À peine avaient-ils contourné la place qu’une nuée de cireurs se rua sur eux. Avec leurs cent quatre-vingt quinze centimètres, leurs cheveux courts et leurs costumes incongrus dans cette chaleur humide, les deux Américains ne passaient pas inaperçus. Seulement leur artillerie ne pouvait vraiment pas se glisser sous une chemise… Trois cireurs accrochés à chacun de ses pieds, Chris Jones dut s’arrêter. Dans leur entrain, les gosses commençaient déjà à cirer ses chaussettes… Milton se secouait furieusement, comme un éléphant entravé. Pour sauver la situation, Malko jeta quelques billets sur le trottoir et ils purent repartir.

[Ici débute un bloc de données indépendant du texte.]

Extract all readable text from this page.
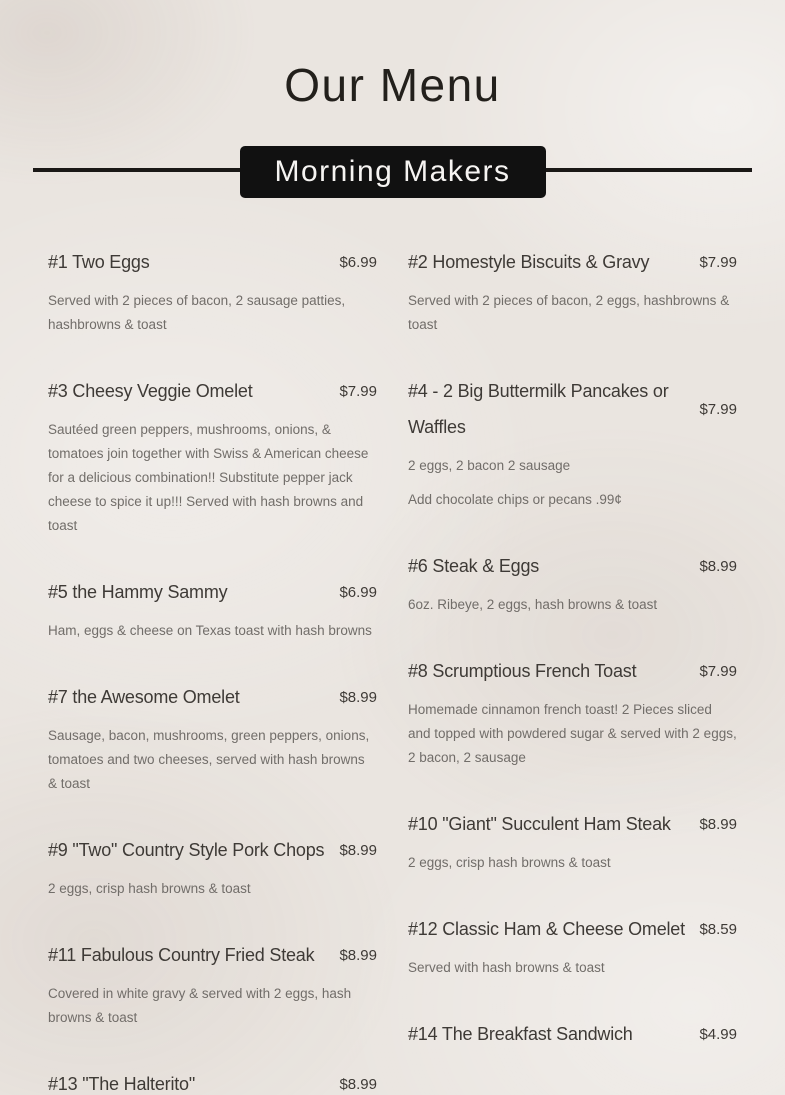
Our Menu
Morning Makers
#1 Two Eggs	$6.99

Served with 2 pieces of bacon, 2 sausage patties, hashbrowns & toast

#3 Cheesy Veggie Omelet	$7.99

Sautéed green peppers, mushrooms, onions, & tomatoes join together with Swiss & American cheese for a delicious combination!! Substitute pepper jack cheese to spice it up!!! Served with hash browns and toast

#5 the Hammy Sammy	$6.99

Ham, eggs & cheese on Texas toast with hash browns

#7 the Awesome Omelet	$8.99

Sausage, bacon, mushrooms, green peppers, onions, tomatoes and two cheeses, served with hash browns & toast

#9 "Two" Country Style Pork Chops $8.99

2 eggs, crisp hash browns & toast

#11 Fabulous Country Fried Steak	$8.99

Covered in white gravy & served with 2 eggs, hash browns & toast

#13 "The Halterito"	$8.99
#2 Homestyle Biscuits & Gravy	$7.99

Served with 2 pieces of bacon, 2 eggs, hashbrowns & toast

#4 - 2 Big Buttermilk Pancakes or Waffles
$7.99

2 eggs, 2 bacon 2 sausage

Add chocolate chips or pecans .99¢

#6 Steak & Eggs	$8.99

6oz. Ribeye, 2 eggs, hash browns & toast

#8 Scrumptious French Toast	$7.99

Homemade cinnamon french toast! 2 Pieces sliced and topped with powdered sugar & served with 2 eggs, 2 bacon, 2 sausage

#10 "Giant" Succulent Ham Steak	$8.99

2 eggs, crisp hash browns & toast

#12 Classic Ham & Cheese Omelet $8.59

Served with hash browns & toast

#14 The Breakfast Sandwich	$4.99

— Je me gratte déjà, fit Chris Jones, ils doivent être pleins de bêtes…
La calle El Conde commençait de l’autre côté de la place. Ils plongèrent au milieu de la foule. C’était la kermesse ; chaque boutique vomissait des flots de musique, interrompus par de tonitruantes réclames, les trottoirs disparaissaient sous les étals volants, il y avait des guirlandes partout : à Saint-Domingue, on commençait à fêter Noël avec trois semaines d’avance. Malko scrutait les numéros. L’hôtel Comercio était à l’autre bout, vers la rivière. Ils avaient décidé d’attaquer Paul Kramer de front. Se sentant coincé, l’Américain craquerait peut-être et se laisserait escorter jusqu’à l’aéroport. Malko avait mis une option sur un jet privé afin de le ramener directement sur Washington.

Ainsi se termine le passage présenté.